Build a Source-Aware AI Editorial Queue With Next.js and Prisma
This implementation guide shows how to model an AI-assisted editorial queue in Next.js and Prisma with source provenance, draft validation, human approval, scheduling, and auditable publication states.
An autonomous content generator is easy to demonstrate and difficult to trust. A production editorial system needs more than a prompt and a publish button. It needs structured sources, explicit workflow states, validation, human ownership, and a record of how the article reached publication.
This guide describes a small architecture for an AI-assisted editorial queue using Next.js Route Handlers and Prisma. The important design decision is simple: an agent may create and revise a draft, but it cannot approve or publish that draft.
1. Model the editorial state explicitly
A single published boolean cannot represent a real workflow. Separate the lifecycle state from the review decision:
model Post {
id String @id @default(auto()) @map("_id") @db.ObjectId
title String
slug String @unique
content String
sourceLinks Json?
status String @default("DRAFT")
reviewStatus String @default("PENDING")
reviewedById String? @db.ObjectId
reviewedAt DateTime?
scheduledAt DateTime?
publishedAt DateTime?
authorType String @default("HUMAN")
agentName String?
}
The lifecycle may be draft, scheduled, published, or archived. Review may be pending, in review, changes requested, or approved. Keeping these concepts separate prevents a draft from appearing approved simply because it has a publication date.
2. Store sources as structured data
Do not hide source URLs inside the prompt history. Store them with the article so reviewers and readers can inspect the provenance.
type SourceLink = {
label?: string
url: string
}
At the API boundary, allow only valid HTTP and HTTPS URLs, remove duplicates, and reject malformed entries. A later research service can attach retrieval timestamps, publisher reputation, archived copies, and claim-level citations without changing the basic article route.
3. Treat agent output as untrusted input
An agent request should pass through the same validation as a human request. Normalize strings, constrain enums, limit arrays, sanitize rendered HTML, and reject unexpected fields.
function validateEditorialInput(input: EditorialInput) {
if (!input.title || !input.slug || !input.content) {
return "Title, slug, and content are required"
}
if (["PUBLISHED", "SCHEDULED"].includes(input.status) &&
input.reviewStatus !== "APPROVED") {
return "Human approval is required before publication"
}
return null
}
The guard belongs on the server. A disabled button in the admin interface improves usability, but it does not protect the publication from a direct API request.

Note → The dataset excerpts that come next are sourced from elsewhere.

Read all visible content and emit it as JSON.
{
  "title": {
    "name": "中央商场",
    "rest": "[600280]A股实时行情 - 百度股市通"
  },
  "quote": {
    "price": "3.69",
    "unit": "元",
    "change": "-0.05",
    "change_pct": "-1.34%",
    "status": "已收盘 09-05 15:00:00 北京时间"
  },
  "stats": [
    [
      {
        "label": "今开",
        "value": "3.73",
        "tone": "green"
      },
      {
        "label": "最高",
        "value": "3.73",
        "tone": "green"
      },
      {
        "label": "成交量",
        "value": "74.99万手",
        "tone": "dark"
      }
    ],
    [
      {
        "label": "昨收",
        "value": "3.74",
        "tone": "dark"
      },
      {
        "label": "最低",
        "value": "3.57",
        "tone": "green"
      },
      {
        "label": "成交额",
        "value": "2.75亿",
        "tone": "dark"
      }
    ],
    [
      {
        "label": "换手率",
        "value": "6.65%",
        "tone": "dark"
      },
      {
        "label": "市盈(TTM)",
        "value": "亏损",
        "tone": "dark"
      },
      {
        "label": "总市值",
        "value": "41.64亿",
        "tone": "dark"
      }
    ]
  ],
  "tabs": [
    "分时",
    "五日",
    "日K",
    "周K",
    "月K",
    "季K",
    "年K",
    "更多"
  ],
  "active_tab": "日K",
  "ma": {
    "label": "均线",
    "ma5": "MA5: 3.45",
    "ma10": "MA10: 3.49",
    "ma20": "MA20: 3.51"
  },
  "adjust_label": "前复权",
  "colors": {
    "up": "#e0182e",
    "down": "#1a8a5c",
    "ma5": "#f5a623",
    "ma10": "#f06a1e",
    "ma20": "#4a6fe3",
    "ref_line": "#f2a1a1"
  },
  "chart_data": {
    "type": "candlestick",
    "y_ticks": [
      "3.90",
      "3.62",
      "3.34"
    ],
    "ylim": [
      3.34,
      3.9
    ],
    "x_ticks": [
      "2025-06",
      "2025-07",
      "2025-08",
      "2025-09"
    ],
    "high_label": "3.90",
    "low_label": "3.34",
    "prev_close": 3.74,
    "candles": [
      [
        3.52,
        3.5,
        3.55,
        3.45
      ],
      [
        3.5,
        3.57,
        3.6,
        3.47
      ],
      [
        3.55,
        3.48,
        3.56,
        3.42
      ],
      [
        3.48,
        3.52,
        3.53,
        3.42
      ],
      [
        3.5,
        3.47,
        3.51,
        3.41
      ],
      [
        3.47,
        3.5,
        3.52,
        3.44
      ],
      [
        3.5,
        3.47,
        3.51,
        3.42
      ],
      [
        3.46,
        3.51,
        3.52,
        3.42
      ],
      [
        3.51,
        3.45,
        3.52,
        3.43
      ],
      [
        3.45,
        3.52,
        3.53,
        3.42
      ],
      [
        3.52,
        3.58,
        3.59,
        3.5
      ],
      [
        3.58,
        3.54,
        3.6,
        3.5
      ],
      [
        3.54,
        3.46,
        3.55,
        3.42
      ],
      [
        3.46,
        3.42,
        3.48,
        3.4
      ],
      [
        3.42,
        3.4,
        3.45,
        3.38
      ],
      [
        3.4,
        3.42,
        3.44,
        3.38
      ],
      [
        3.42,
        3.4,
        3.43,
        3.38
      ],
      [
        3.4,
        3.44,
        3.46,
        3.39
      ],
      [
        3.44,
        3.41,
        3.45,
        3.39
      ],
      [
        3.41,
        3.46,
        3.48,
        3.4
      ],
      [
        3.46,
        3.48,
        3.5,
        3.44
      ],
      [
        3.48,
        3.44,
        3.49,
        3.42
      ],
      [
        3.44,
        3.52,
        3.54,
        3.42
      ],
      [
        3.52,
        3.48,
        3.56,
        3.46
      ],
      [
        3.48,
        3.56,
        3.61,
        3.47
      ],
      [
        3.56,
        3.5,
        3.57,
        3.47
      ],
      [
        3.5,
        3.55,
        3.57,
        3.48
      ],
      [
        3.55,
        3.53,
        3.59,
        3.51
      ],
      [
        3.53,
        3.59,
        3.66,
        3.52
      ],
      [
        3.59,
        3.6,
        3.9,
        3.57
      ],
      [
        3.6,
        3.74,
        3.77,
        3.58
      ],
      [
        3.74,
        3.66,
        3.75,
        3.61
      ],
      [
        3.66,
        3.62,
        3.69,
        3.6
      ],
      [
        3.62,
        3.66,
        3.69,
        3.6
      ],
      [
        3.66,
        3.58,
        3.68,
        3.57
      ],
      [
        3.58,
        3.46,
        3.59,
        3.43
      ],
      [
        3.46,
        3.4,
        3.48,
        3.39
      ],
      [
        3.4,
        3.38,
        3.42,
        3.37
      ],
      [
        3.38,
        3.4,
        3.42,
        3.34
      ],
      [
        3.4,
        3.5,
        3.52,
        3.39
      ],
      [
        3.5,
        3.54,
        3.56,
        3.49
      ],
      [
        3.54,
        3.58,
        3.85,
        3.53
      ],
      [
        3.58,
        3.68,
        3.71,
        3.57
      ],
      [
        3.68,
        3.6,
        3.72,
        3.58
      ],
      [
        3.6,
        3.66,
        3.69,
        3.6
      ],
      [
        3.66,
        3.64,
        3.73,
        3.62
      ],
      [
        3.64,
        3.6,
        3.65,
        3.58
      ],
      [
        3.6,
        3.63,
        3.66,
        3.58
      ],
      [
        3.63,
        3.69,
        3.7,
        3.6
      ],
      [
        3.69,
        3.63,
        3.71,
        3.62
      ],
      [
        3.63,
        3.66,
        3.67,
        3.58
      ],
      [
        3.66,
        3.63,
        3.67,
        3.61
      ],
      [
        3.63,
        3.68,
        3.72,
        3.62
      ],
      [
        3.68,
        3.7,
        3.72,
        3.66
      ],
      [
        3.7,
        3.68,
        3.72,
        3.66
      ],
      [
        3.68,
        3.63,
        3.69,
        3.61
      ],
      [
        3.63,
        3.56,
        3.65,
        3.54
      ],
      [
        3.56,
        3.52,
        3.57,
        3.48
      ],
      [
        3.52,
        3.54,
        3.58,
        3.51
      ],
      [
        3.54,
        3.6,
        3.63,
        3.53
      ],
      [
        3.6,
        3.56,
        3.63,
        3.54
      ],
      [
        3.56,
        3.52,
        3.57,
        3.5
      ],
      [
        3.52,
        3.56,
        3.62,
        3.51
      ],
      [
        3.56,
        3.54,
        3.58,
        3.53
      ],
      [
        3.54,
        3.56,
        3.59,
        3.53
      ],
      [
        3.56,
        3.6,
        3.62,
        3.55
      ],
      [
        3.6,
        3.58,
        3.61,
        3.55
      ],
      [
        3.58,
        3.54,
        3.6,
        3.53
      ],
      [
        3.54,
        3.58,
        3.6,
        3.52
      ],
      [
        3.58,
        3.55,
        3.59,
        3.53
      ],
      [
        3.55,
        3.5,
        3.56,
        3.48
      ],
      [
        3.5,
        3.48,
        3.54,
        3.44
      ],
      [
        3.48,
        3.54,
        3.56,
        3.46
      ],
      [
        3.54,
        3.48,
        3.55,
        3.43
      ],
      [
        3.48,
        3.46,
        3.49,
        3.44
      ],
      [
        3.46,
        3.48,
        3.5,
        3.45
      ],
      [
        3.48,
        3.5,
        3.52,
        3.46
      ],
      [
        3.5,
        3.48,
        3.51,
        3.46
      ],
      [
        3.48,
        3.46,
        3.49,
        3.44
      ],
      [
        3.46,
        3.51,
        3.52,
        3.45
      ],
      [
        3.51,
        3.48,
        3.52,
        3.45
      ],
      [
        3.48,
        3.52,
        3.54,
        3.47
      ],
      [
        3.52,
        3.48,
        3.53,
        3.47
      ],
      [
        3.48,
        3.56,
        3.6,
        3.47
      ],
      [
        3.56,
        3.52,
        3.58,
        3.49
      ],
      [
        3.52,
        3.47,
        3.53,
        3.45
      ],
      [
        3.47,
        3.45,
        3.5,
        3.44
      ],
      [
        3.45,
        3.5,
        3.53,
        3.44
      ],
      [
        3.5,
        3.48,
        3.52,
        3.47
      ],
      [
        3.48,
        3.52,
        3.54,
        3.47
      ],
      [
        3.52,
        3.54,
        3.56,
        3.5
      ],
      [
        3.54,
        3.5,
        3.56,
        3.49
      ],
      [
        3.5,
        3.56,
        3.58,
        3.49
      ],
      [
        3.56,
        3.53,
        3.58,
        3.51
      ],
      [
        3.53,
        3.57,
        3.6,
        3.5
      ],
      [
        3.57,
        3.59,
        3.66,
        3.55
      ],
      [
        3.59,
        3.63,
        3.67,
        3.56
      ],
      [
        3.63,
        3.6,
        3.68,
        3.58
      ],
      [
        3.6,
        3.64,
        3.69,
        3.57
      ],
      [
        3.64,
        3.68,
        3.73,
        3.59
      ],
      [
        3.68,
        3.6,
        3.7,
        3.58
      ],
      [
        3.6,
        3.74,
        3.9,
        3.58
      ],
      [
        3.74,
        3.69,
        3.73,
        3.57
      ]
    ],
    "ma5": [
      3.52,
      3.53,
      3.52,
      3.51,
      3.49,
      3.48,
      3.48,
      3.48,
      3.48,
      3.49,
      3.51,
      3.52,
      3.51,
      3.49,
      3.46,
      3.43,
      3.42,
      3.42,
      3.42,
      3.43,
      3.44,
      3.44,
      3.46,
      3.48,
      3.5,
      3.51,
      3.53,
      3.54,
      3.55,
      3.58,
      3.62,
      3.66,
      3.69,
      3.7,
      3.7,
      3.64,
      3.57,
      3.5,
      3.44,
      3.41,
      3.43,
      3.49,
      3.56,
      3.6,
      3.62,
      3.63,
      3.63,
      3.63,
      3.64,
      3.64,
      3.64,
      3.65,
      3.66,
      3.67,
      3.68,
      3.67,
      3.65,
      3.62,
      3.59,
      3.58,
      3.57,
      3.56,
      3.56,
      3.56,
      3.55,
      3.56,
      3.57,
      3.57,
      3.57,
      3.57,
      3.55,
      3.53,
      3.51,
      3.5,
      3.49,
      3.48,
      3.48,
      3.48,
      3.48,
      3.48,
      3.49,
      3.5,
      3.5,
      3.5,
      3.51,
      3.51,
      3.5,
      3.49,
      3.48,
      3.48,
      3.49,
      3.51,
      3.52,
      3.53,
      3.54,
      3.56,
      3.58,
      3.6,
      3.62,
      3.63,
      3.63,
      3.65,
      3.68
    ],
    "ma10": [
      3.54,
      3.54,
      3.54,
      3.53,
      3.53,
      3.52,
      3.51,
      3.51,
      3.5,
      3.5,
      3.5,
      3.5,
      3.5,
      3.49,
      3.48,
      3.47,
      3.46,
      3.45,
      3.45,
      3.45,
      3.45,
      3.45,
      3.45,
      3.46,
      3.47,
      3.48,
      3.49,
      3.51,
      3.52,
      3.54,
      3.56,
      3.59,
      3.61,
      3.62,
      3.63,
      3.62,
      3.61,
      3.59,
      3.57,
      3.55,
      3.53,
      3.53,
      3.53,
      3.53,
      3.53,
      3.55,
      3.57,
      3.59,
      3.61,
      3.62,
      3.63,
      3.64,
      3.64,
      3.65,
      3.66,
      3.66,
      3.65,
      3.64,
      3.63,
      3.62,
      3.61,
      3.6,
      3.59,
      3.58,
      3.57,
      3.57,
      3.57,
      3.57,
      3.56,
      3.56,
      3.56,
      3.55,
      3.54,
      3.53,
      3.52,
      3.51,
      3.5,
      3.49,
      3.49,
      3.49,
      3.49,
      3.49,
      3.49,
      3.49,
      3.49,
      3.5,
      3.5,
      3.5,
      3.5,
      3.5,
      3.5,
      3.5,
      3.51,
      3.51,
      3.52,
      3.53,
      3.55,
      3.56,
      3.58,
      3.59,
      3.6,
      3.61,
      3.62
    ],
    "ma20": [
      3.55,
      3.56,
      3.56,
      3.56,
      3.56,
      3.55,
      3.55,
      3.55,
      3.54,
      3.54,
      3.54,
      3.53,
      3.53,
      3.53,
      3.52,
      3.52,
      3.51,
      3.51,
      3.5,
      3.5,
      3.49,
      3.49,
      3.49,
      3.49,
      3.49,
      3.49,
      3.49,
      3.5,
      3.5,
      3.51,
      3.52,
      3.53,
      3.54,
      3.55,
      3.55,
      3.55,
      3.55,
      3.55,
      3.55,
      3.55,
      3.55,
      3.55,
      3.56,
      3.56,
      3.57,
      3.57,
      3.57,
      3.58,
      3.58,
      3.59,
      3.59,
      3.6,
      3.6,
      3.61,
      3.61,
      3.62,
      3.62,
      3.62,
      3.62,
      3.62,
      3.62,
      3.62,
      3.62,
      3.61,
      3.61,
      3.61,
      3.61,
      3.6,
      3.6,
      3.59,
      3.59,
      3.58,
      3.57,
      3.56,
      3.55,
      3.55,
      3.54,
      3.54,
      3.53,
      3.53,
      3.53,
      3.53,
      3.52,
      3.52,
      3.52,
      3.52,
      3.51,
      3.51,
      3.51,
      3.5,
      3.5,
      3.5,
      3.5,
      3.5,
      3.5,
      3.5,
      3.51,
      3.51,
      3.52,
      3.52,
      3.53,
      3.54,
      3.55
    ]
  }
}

4. Separate agent credentials from editor credentials
Future agents should use service accounts with narrow permissions. A research agent may create topic candidates. A drafting agent may create or update drafts. A distribution agent may read published stories. None of those roles should receive approval permissions.
The human review endpoint should derive the reviewer identity from the authenticated session rather than accepting a reviewer ID from the request body.
5. Create a focused Route Handler
A draft endpoint can accept normalized editorial input and assign AI provenance automatically:
export async function POST(request: Request) {
const agent = await requireEditorialAgent(request)
const body = await request.json()
const input = parseEditorialInput(body)
return Response.json(
await prisma.post.create({
data: {
...input,
status: "DRAFT",
reviewStatus: "PENDING",
authorType: "AI",
agentName: agent.name,
},
}),
{ status: 201 },
)
}
Notice that the handler overwrites publication fields rather than trusting the agent. A compromised or confused agent should still be unable to bypass workflow rules.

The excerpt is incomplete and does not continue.